France has been committed to increasing the sustainability of nuclear energy in order to save uranium resources and reduce the amount of waste produced. This approach involves several steps: first, a transition from the plutonium current mono-recycling in pressurized water reactors to a multi-recycling of Pu in the same type of reactors, then in the longer term a multi-recycling of Pu in fast neutron reactors and finally the transmutation of the minor actinides produced under irradiation.
In the context of multi-recycling, current (U,Pu)O2 fuels will be recycled for the manufacture of new fuels, which will then contain a few percent of minor actinides, in particular americium and neptunium. It is therefore important to have a precise knowledge of the properties of the compounds in the (U-Pu-Am-Np-O) systems to improve fabrication processes and evaluate the impact of minor actinides on the behaviour of these reactor fuels, and in particular on the thermal properties at high temperature.
To obtain an optimized thermodynamic model of this complex system, a good description of the ternary and quaternary subsystems is essential. The (U-Pu-O) and (U-Am-O) systems have been revisited in recent years and are relatively well described. On the other hand, there are very few experimental data available on the (Pu-Am-O) system or on the neptunium bearing oxides. It is therefore necessary to get further insight into these systems and to complement the experimental results.

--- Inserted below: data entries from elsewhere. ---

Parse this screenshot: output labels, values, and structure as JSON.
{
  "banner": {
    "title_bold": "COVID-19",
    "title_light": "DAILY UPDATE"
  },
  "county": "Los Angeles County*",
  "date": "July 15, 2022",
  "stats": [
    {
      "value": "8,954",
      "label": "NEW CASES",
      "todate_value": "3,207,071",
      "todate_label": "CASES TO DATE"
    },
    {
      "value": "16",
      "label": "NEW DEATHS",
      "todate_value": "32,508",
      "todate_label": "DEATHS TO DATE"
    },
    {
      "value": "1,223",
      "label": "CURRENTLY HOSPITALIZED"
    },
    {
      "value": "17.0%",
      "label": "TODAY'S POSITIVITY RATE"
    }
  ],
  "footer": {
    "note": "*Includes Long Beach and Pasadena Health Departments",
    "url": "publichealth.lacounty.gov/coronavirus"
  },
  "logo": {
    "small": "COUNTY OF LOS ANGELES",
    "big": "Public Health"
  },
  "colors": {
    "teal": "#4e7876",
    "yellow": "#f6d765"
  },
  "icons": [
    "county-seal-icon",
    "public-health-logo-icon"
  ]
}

Atomic scale modelling methods (electronic structure calculations, empirical interatomic potentials) yield numerous properties of materials, in particular structural, electronic, mechanical and thermodynamic ones, which are extremely useful for understanding and/or predicting their behaviour under various conditions.
The objective of this project is to apply a combination of atomic scale modelling methods to calculate the structural and thermodynamic properties of compounds of the Uranium-Plutonium-Americium-Neptunium-Oxygen system to improve the description of their phase diagrams, in complement to experimental characterizations. The results will be used to feed thermodynamic models, in particular those of the TAF-ID international database.
The project will be carried out in a dynamic scientific environment at the Fuel Research Department (IRESNE Institute-CEA Cadarache) with, on the one hand the contribution to the development of simulation tools and the use of cutting edge experimental data in the field of fuel irradiation behaviour and on the other hand theoretical work applicable in many other domains. The work will benefit from several collaborations with laboratories from other CEA centres and will be part of a European collaborative project. The work will lead to the participation in national and international conferences and the writing of publications.